Sans Soleil tient presque du journal par moments, du carnet de bord où s’accumulent les observations, les réflexions et les notes. Il en résulte cet aspect très diversifié, très riche et surtout très complexe. Le cinéaste y mêle des images issues d'autres films ou des documents d'archives ; brasse des histoires d'anonymes avec ses propres thèmes. Pourtant, Marker, tout comme Resnais, réussit, par le montage, à garder une cohérence et une continuité de mouvement, créant cette unité insoluble qu’est Sans Soleil. Certaines séquences rapprochent par exemple les défilés traditionnelles au Japon avec les rituels africains, jouant sur une contiguïté symétrique du cadre et de la composition des images filmées. On retrouve des échos, des rimes visuelles de lieu à lieu, de temps à temps. Le chat, animal fétiche de Marker, sillonne toutes les rues traversées et constitue un des liants du film. Les références sont multiples, qu'elles soient littéraires, philosophiques, musicales, artistiques, et cinématographiques.
Le titre mystérieux du film pose peut-être la question du guide, du trajet, du destin de l’homme. Marker observe beaucoup les croyances et les rites des deux sociétés en parallèle, différents mais pourtant similaires par cette même foi, cette même recherche du sens. Il y a des aspects très philosophiques dans le travail de Marker, et notamment dans ce texte récité par la voix légèrement âpre de Florence Delay, qui traite en filigrane des observations et de sentiments confessés de nombreuses questions existentielles. Par exemple, l'auteur des lettres est à la fois choqué et émerveillé par l'excentricité absurde dans laquelle s'élise la société japonaise. Derrière la vision risible car grotesque des musées pornographiques filmés par Marker se cache la frustration d'une population étouffée sous ses traditions et sa pudeur, tiraillée entre ses pulsions et son souci du respect. Plus loin encore, l'image mystérieuse de départ, qui clôt aussi le film, trahit une frustration personnelle et toute humaine, sorte d'élégie, une sorte de tentative de rattraper l'instant, peut-être l'enfance dorée, ensoleillée, mais s'éloignant, incarnée par ces trois enfants blonds qui gardent leurs distances.
Sans Soleil est aussi une réflexion sur l’impact de l’image. Marker crée des impressions visuelles et sonores nouvelles et quasi surréalistes, notamment par le biais des nouvelles technologies. Il est fasciné par le magma sonore et visuel des diverses machines au Japon, qui transforment le paysage urbain en une mosaïque riche de nouveaux sons, couleurs et lumières.
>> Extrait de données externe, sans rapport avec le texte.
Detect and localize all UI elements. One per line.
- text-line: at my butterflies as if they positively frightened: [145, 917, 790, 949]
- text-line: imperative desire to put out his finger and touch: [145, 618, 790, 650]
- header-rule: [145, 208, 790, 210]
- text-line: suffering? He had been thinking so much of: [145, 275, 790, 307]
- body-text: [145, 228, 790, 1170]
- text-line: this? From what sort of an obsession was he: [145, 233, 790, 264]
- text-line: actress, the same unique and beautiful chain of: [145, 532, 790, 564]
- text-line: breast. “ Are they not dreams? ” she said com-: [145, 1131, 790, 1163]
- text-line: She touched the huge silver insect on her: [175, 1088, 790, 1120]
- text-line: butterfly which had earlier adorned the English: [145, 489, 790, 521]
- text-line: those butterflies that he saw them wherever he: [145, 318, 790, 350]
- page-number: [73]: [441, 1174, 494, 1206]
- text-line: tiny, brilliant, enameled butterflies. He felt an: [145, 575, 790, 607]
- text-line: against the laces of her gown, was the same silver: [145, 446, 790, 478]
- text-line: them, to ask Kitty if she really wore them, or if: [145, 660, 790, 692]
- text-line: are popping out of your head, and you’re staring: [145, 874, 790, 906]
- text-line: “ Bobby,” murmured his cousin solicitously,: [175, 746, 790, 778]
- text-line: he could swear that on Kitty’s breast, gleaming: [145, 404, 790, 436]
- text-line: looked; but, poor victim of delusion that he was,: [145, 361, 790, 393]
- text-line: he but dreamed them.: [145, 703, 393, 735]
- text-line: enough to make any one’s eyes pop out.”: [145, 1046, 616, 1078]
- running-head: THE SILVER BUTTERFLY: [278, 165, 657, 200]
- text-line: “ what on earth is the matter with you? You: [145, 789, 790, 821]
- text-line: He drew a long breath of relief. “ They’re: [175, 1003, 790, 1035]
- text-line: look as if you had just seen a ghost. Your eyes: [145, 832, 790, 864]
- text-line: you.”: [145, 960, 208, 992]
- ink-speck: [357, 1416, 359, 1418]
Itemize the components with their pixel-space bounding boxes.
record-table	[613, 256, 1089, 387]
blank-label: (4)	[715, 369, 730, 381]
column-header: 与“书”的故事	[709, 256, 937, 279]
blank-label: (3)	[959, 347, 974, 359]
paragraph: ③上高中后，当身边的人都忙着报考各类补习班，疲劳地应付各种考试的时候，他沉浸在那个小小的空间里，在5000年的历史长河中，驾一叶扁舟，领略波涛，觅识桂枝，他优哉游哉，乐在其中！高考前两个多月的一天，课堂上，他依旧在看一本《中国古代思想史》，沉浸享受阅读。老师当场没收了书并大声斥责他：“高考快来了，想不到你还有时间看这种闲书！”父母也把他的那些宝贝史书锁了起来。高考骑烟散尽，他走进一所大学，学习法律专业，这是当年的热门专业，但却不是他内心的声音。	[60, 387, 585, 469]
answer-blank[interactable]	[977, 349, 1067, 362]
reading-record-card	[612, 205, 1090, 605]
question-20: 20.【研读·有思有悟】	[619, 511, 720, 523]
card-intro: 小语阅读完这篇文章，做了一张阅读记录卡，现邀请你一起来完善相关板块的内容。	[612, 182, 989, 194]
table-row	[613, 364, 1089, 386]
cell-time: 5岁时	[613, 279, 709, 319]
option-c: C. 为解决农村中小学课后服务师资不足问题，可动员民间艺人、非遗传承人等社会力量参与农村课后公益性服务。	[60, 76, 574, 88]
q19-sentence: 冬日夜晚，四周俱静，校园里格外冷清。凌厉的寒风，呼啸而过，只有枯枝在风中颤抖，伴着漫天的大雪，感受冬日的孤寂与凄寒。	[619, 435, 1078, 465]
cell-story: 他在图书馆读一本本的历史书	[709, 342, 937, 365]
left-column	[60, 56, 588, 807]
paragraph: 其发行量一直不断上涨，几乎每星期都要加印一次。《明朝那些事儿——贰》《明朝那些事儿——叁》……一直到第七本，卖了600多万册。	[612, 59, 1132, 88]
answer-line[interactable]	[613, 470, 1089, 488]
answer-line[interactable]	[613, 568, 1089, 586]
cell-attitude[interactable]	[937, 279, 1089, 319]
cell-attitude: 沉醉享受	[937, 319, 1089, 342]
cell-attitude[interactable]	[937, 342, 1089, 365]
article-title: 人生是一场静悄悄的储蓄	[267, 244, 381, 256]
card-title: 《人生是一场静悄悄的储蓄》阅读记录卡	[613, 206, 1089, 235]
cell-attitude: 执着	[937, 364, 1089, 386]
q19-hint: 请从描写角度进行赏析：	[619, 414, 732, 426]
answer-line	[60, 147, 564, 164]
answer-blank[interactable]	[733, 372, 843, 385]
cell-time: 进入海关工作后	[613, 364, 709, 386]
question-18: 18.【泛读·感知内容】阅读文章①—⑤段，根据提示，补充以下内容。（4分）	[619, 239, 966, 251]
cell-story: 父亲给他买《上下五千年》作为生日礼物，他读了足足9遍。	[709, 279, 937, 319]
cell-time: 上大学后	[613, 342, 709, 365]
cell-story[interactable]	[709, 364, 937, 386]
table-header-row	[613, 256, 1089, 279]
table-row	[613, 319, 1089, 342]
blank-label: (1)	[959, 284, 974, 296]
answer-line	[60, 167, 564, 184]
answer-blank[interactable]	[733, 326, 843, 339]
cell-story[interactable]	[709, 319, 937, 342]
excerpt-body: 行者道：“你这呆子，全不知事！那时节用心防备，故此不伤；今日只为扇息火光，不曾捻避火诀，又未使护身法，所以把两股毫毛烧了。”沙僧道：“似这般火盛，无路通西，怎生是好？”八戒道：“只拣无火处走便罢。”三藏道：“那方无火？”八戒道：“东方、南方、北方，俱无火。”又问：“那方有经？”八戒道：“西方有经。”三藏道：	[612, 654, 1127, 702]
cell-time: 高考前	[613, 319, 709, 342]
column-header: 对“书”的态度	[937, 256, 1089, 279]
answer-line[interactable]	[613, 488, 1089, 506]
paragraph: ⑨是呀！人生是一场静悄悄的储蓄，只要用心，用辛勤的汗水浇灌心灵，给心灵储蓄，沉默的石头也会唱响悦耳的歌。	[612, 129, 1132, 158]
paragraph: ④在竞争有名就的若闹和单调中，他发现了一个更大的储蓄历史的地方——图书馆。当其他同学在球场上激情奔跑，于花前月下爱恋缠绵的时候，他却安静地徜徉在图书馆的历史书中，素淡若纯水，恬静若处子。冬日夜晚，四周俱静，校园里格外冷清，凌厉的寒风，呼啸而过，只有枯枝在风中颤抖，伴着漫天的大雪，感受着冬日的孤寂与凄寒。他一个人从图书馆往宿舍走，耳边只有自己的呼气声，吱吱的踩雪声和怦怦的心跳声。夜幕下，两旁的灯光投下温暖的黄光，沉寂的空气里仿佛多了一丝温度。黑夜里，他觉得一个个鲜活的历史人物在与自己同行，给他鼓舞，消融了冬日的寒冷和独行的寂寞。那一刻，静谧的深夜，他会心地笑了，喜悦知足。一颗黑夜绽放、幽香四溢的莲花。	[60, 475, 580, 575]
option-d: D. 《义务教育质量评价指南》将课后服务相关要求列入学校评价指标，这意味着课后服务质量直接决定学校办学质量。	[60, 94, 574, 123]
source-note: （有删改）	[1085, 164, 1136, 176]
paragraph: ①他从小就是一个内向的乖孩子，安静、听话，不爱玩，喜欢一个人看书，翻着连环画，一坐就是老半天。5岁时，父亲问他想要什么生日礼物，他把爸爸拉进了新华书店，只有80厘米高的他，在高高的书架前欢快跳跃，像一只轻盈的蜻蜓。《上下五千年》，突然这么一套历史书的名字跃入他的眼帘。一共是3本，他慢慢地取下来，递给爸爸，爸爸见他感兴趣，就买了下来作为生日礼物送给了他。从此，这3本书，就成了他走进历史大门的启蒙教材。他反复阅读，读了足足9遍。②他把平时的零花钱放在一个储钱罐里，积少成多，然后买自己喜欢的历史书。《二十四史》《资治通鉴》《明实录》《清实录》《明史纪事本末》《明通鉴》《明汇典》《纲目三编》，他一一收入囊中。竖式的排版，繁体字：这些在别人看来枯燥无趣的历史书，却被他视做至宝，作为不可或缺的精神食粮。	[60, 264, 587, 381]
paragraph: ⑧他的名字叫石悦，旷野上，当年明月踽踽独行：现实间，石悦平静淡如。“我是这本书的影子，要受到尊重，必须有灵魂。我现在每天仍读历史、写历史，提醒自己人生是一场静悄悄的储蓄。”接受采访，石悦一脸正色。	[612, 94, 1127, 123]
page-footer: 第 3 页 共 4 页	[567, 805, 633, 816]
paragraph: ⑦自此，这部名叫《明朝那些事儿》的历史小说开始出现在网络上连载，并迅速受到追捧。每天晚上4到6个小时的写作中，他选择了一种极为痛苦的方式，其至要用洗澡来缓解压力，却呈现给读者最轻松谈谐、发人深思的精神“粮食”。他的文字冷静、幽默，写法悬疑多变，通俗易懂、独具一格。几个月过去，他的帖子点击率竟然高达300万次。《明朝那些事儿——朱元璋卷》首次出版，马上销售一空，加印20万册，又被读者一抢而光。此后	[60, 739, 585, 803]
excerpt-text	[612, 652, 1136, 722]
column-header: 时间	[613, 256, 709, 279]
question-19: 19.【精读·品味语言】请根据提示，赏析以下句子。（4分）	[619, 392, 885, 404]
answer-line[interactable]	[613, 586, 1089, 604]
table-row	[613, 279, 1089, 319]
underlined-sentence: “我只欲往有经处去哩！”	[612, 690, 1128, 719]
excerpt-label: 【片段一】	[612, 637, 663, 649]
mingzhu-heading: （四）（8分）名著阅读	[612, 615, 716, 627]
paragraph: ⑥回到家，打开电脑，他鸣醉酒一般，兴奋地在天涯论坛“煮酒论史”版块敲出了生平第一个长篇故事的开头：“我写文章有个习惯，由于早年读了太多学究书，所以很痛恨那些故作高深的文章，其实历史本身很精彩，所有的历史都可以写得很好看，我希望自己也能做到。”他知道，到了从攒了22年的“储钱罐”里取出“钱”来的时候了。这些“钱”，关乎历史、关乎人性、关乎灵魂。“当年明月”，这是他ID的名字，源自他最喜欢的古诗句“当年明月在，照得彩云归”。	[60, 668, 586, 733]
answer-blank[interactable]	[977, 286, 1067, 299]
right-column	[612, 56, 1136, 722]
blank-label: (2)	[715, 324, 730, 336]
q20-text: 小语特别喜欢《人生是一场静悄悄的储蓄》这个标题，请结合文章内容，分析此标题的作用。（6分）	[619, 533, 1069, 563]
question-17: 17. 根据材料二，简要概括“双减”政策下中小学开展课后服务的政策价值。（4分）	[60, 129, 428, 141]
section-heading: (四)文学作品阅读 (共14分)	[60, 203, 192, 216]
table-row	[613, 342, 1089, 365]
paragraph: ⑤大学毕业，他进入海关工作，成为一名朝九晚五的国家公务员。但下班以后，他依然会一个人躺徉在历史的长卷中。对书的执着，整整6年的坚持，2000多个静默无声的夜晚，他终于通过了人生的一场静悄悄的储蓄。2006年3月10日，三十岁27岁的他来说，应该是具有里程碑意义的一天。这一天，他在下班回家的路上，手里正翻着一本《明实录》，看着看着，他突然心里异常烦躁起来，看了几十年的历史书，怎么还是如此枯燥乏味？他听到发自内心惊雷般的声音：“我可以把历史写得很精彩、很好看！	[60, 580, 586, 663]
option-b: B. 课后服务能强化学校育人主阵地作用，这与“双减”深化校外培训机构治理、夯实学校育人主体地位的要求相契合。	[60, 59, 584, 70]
Les images de guerre transformées par un de ses amis japonais, deviennent comme incandescentes, comme chauffées par le soleil, brulées par le soleil. Les contours s’estompent, les masses des corps se font lourdes, le mouvement dans l’image s’allonge et dessine des formes mouvantes novatrices, inconnues à l’œil. Une nouvelle forme de mouvement et de vivacité, voilà ce qui constitue l’image révolutionnaire de Sans Soleil.